The NTFP-PFM Research and Development Project in South West Ethiopia was a collaborative venture of three partners: University of Huddersfield (UoH), Ethio-Wetlands and Natural Resources Association (ENWRA) and Sustainable Livelihood Action (SLA). Phase 1 (2003-2007) was developed during 2002 in view of the identified potential key role for NTFPs to play in forest management and protection. Phase 2 (2007-2013) was developed to apply the lessons from the first phase and explore other aspects of sustainable forest management, especially Participatory Forest Management (PFM). This second phase sought to scale-up the experiences to date, especially with PFM and forest enterprise development, in order to widen forest protection and sustainable natural resources use through local CBOs. The project had two centres for its work - in Mizan Teferi and in Masha (headquarters) - and had a team of specialists and woreda facilitators, along with support staff.
The project was located in the highlands of South West Ethiopia, some 600km from Addis Ababa. These highlands cover a large altitudinal range going from below 1000m to over 2400m. There is considerable diversity in the vegetation in this area, with lowland woodland at the lowest level to high altitude bamboo forest at the highest. The low to mid altitude forest between 900 and 1800m includes patches of wild coffee in the understorey and some of this forest has been thinned specifically to enhance coffee production. Agricultural expansion is a major cause of forest loss in this area, with small-scale farmers and estates the cause of forest clearance.
NTFPs and Forest Products
Forests support a wide range of useful products, other than timber. In South West Ethiopia these non-timber forest products include:
- Spices and food supplements
- Medicinal plants
- Craft materials
In total over 300 different NTFPs have been identified by the project.
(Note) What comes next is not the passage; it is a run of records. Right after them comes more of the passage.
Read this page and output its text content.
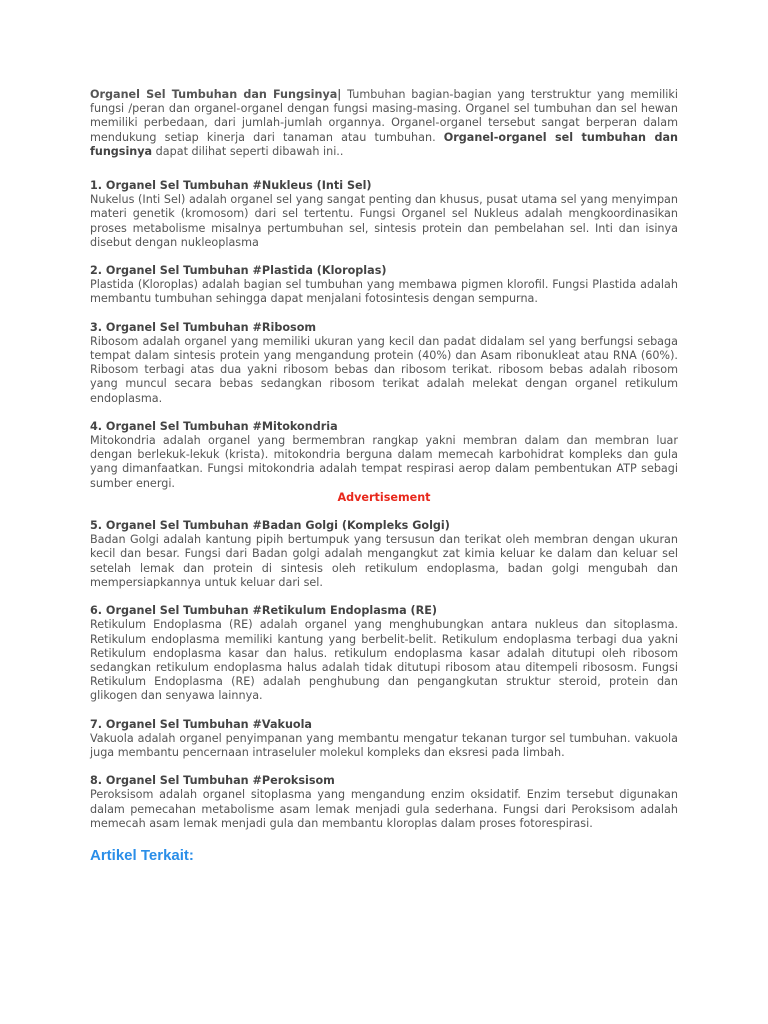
Organel Sel Tumbuhan dan Fungsinya| Tumbuhan bagian-bagian yang terstruktur yang memiliki fungsi /peran dan organel-organel dengan fungsi masing-masing. Organel sel tumbuhan dan sel hewan memiliki perbedaan, dari jumlah-jumlah organnya. Organel-organel tersebut sangat berperan dalam mendukung setiap kinerja dari tanaman atau tumbuhan. Organel-organel sel tumbuhan dan fungsinya dapat dilihat seperti dibawah ini..

1. Organel Sel Tumbuhan #Nukleus (Inti Sel)

Nukelus (Inti Sel) adalah organel sel yang sangat penting dan khusus, pusat utama sel yang menyimpan materi genetik (kromosom) dari sel tertentu. Fungsi Organel sel Nukleus adalah mengkoordinasikan proses metabolisme misalnya pertumbuhan sel, sintesis protein dan pembelahan sel. Inti dan isinya disebut dengan nukleoplasma

2. Organel Sel Tumbuhan #Plastida (Kloroplas)

Plastida (Kloroplas) adalah bagian sel tumbuhan yang membawa pigmen klorofil. Fungsi Plastida adalah membantu tumbuhan sehingga dapat menjalani fotosintesis dengan sempurna.

3. Organel Sel Tumbuhan #Ribosom

Ribosom adalah organel yang memiliki ukuran yang kecil dan padat didalam sel yang berfungsi sebaga tempat dalam sintesis protein yang mengandung protein (40%) dan Asam ribonukleat atau RNA (60%). Ribosom terbagi atas dua yakni ribosom bebas dan ribosom terikat. ribosom bebas adalah ribosom yang muncul secara bebas sedangkan ribosom terikat adalah melekat dengan organel retikulum endoplasma.

4. Organel Sel Tumbuhan #Mitokondria

Mitokondria adalah organel yang bermembran rangkap yakni membran dalam dan membran luar dengan berlekuk-lekuk (krista). mitokondria berguna dalam memecah karbohidrat kompleks dan gula yang dimanfaatkan. Fungsi mitokondria adalah tempat respirasi aerop dalam pembentukan ATP sebagi sumber energi.

Advertisement
5. Organel Sel Tumbuhan #Badan Golgi (Kompleks Golgi)

Badan Golgi adalah kantung pipih bertumpuk yang tersusun dan terikat oleh membran dengan ukuran kecil dan besar. Fungsi dari Badan golgi adalah mengangkut zat kimia keluar ke dalam dan keluar sel setelah lemak dan protein di sintesis oleh retikulum endoplasma, badan golgi mengubah dan mempersiapkannya untuk keluar dari sel.

6. Organel Sel Tumbuhan #Retikulum Endoplasma (RE)

Retikulum Endoplasma (RE) adalah organel yang menghubungkan antara nukleus dan sitoplasma. Retikulum endoplasma memiliki kantung yang berbelit-belit. Retikulum endoplasma terbagi dua yakni Retikulum endoplasma kasar dan halus. retikulum endoplasma kasar adalah ditutupi oleh ribosom sedangkan retikulum endoplasma halus adalah tidak ditutupi ribosom atau ditempeli ribososm. Fungsi Retikulum Endoplasma (RE) adalah penghubung dan pengangkutan struktur steroid, protein dan glikogen dan senyawa lainnya.

7. Organel Sel Tumbuhan #Vakuola

Vakuola adalah organel penyimpanan yang membantu mengatur tekanan turgor sel tumbuhan. vakuola juga membantu pencernaan intraseluler molekul kompleks dan eksresi pada limbah.

8. Organel Sel Tumbuhan #Peroksisom

Peroksisom adalah organel sitoplasma yang mengandung enzim oksidatif. Enzim tersebut digunakan dalam pemecahan metabolisme asam lemak menjadi gula sederhana. Fungsi dari Peroksisom adalah memecah asam lemak menjadi gula dan membantu kloroplas dalam proses fotorespirasi.

Artikel Terkait:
Most of these are only used locally, but some have regional and even international markets.
Wild coffee is especially important in this area as this is the genetic hearth for Arabica coffee, i.e. where the crop was first domesticated. The genetic diversity amongst the wild coffee plants is especially great, and this makes the conservation of wild coffee globally important.
Timber, firewood and tree ferns (for building) are also valuable products which communities use and can be sold where legally allowed.